Create personal space
Each child will have their own unique interests, so find a way to make space for both in the room.
Think rugs by their beds, bed covers that suit their personalities, wall decals and even different
coloured chests of drawers. If you’re moving and looking to keep the entire move on a budget, this is the perfect time to DIY. We also recommend checking out online stores for wall decals, as these are cheap and reuseable. They should also each have their own bookshelves and toy tubs, to avoid the
conflict over who touched whose toys!
Maintain two schedules
Different aged kids have different needs, especially with regards to bedtime. Although it might be difficult, maintaining their individual sleep schedules is crucial. If the younger one won’t settle at all, have the older one sit and read in their own bed, so it ‘looks’ as if they’re going to bed. In any case, putting them together separately will help them settle better, as they aren’t looking to gain the other’s attention. Use the time that the older one is awake alone for as bonding, reading and winding-down time.
Be firm and consistent
Bending the rules for one will only cause arguments and leave you and your children exhausted, as will suddenly changing one child’s bedtime to fit the other. It’s never easy, but be firm and consistent with the kid’s schedules and eventually they’ll learn to adhere to them.
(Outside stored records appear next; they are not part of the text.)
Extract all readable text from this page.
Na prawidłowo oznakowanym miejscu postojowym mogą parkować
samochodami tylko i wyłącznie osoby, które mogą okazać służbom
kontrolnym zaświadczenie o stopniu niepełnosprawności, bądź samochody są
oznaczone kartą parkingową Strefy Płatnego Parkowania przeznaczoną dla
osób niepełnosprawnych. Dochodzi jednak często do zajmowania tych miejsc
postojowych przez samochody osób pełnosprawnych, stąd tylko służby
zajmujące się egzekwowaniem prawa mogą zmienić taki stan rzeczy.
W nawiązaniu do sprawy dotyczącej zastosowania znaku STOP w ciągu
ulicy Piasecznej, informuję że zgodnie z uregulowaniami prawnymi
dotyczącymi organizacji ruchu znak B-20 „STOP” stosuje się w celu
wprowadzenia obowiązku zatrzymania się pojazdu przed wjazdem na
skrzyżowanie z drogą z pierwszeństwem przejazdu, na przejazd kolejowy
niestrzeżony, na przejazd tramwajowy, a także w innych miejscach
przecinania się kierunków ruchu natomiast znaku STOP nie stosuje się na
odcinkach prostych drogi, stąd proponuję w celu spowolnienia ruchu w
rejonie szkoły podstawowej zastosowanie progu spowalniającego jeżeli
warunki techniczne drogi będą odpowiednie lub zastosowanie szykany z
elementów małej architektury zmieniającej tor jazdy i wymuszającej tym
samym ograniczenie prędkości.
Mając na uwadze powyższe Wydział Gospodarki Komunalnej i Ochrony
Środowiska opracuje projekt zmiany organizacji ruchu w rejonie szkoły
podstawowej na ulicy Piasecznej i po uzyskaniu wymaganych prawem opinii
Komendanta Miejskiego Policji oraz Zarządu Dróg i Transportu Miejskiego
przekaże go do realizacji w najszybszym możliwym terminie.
Removing one child from the situation to get the other to go to sleep or get dressed is often easiest. Encourage the other child to go find something quiet to do, perhaps read a book, in another room.
Remember, babies can’t share rooms
Babies under six months (sometimes older) really aren’t cut out for room sharing with toddlers, especially if those toddlers haven’t exactly mastered what’s socially acceptable and what’s not yet. So it might be best to have your baby share a room with you in the short term. At least then you can sell the older sibling on the idea that its way cooler than they think it looks.